Showing papers by "Jung-Ju Lee published in 2008"

Tactile sensors using the distributed optical fiber sensors

Abstract: This paper describes two kinds of the tactile sensors using the optical fiber sensors. One is the tactile sensor using fiber Bragg grating (FBG) sensor. Bragg grating inscribed in an optical fiber causes reflect of a spectral component at the Bragg wavelength. This sensor can detect external force using change of the reflective wavelength. The other is the tactile sensor using the microbending optical fiber (MBOF) sensors. The microbending of the optical fiber drives the light transmission loss from the optical fiber. Using the light loss, this sensor can also detect the external force. The structures of these type tactile sensors are very simple. The tactile sensor using FBG sensor consists of an optical fiber which has a Bragg grating and bridge type transducers, and using MBOF sensors is composed of crossed fibers in the silicone rubber. In this paper, we fabricated and evaluated both tactile sensors. The performances of both tactile sensors were verified.

Development of a NiTi actuator using a two-way shape memory effect induced by compressive loading cycles

Abstract: NiTi can produce a large force per unit volume and operate with a simple mechanism. For these reasons, it has been widely researched for application as an actuator. In this study, preliminary research to develop a NiTi linear actuator using a two-way shape memory process is conducted. Compression tests on a NiTi cylinder to investigate basic compressive properties are performed and recovery stresses to evaluate the actuating capacity are measured. The one-way shape memory process requires compressive loading and unloading but the two-way recovery does not. Hence, a two-way recovery can be utilized more conveniently compared to a one-way process. Additionally, bolt-fracturing tests are performed to confirm the possibility of NiTi actuators. The bolts are fractured successfully using both one-way and two-way shape memory effects.

Interfacial Fracture Analysis of Adhesive-Bonded Joints

Abstract: The failure in an adhesive-bonded structure starts at the interface, and the interfacial fracture is of interest whenever adhesion between different materials is concerned. One of primary factors limiting the application of adhesive-bonded joints to structural design is the lack of a good evaluation tool for adhesion strength to predict the load-bearing capacity of boned joints. The adhesion strength of composite/steel bonding has been evaluated using interfacial fracture mechanics characterization. The energy release rate of a composite/steel interfacial crack was compared with the fracture toughness of the interface, which was measured from bi-material end notched flexure (ENF) specimens, to predict the failure loads of bi-material lap joints. Fracture toughness, IIc G , was regarded as a property of the interface rather than a property of the adhesive. The results show that interfacial fracture mechanics characterization of adhesion strength can be a practical engineering tool for predicting the load-bearing capacities of adhesive-bonded joints.

Analysis on the Behavior of the Shape Memory Alloy Using Abaqus UMAT

Abstract: In this paper, the algorithm of Abaqus UMAT is introduced to analyze the shape memory alloy. The SMA has two main effects which show non-linearity. Due to this, it is hard to analyze SMA using analysis tools and to describe all of two effects. Therefore, in this study, the program using Abaqus UMAT based on Modified Brinson model is used to analyze SMA. The martensite fraction, the most important factor which defines SMA motion, is also calculated by Fortran program in UMAT. In addition, the tensile test of SMA specimen is conducted. The availability of algorithm is proved by comparing analysis to experimental result.
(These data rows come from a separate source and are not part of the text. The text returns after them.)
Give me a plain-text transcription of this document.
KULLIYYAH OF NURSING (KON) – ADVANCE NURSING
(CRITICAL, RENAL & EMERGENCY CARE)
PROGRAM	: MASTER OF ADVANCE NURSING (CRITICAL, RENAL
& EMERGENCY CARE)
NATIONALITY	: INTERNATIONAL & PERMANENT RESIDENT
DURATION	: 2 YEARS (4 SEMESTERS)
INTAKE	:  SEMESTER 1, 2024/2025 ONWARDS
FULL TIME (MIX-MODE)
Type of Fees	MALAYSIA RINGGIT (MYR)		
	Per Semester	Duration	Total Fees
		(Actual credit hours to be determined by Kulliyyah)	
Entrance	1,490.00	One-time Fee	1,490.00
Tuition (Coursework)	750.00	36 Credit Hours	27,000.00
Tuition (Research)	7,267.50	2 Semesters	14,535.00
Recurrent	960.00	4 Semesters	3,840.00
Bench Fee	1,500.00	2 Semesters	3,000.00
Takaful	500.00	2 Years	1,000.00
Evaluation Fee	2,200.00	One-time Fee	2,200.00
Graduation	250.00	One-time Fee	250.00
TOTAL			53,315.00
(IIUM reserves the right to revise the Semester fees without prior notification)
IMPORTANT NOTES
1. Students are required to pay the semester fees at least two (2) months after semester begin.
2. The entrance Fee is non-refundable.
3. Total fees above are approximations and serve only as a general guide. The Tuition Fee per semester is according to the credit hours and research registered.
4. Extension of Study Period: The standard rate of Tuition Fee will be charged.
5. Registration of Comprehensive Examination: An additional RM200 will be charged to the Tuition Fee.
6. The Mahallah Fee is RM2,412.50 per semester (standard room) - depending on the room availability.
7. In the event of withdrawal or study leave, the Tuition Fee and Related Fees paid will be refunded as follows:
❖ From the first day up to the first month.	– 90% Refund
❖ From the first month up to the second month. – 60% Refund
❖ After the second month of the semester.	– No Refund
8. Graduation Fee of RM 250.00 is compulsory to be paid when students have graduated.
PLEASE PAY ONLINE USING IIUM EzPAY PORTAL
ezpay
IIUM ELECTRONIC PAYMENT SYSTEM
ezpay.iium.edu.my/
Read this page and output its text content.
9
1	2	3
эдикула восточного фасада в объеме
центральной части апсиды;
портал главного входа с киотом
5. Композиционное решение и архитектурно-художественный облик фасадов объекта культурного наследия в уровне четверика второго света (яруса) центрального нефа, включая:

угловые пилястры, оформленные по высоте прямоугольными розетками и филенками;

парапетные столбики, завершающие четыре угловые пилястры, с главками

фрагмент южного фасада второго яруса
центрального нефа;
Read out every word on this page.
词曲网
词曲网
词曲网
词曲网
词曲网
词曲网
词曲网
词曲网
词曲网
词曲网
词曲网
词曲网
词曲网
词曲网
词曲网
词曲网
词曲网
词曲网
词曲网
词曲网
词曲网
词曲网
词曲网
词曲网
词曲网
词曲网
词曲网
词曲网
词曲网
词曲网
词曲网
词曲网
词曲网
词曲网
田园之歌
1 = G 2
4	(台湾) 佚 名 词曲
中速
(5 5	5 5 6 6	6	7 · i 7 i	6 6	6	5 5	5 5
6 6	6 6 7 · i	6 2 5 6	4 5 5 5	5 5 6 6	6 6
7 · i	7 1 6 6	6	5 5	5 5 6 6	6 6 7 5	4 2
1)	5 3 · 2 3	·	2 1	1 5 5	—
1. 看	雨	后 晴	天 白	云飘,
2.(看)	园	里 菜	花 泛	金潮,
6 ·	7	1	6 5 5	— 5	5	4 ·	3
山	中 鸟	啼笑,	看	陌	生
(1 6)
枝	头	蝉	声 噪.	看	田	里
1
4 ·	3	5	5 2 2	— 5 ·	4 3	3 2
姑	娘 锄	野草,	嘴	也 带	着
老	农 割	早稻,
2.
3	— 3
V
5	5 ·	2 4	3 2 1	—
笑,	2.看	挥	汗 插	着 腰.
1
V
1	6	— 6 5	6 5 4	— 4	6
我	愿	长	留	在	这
Interfacial Fracture Toughness Measurement of Composite/metal Bonding

Abstract: Prediction of the load-bearing capacity of an adhesive-bonded Joint is of practical importance for engineers. This paper introduces interface fracture mechanics approach to predict the load-bearing capacity of composite metal bonded joints. The adhesion strength of composite/steel bonding is evaluated in terms of the energy release rate of an interfacial crack and the fracture toughness of the interface. Virtual track closure technique (VCCT) is used to calculate energy release rates, and hi-material end-notched flexure (ENF) specimens are devised to measure the interfacial fracture toughness. Bi-material ENF specimens gave consistent mode II fracture toughness values of the composite/steel interface regardless of the thickness of specimens. The critical energy release rates of double-lap joints showed a good agreement with the measured fracture toughness. Therefore. the energy-based interfacial fracture characterization can be a practical engineering tool for predicting the load-bearing capacity of bonded joints.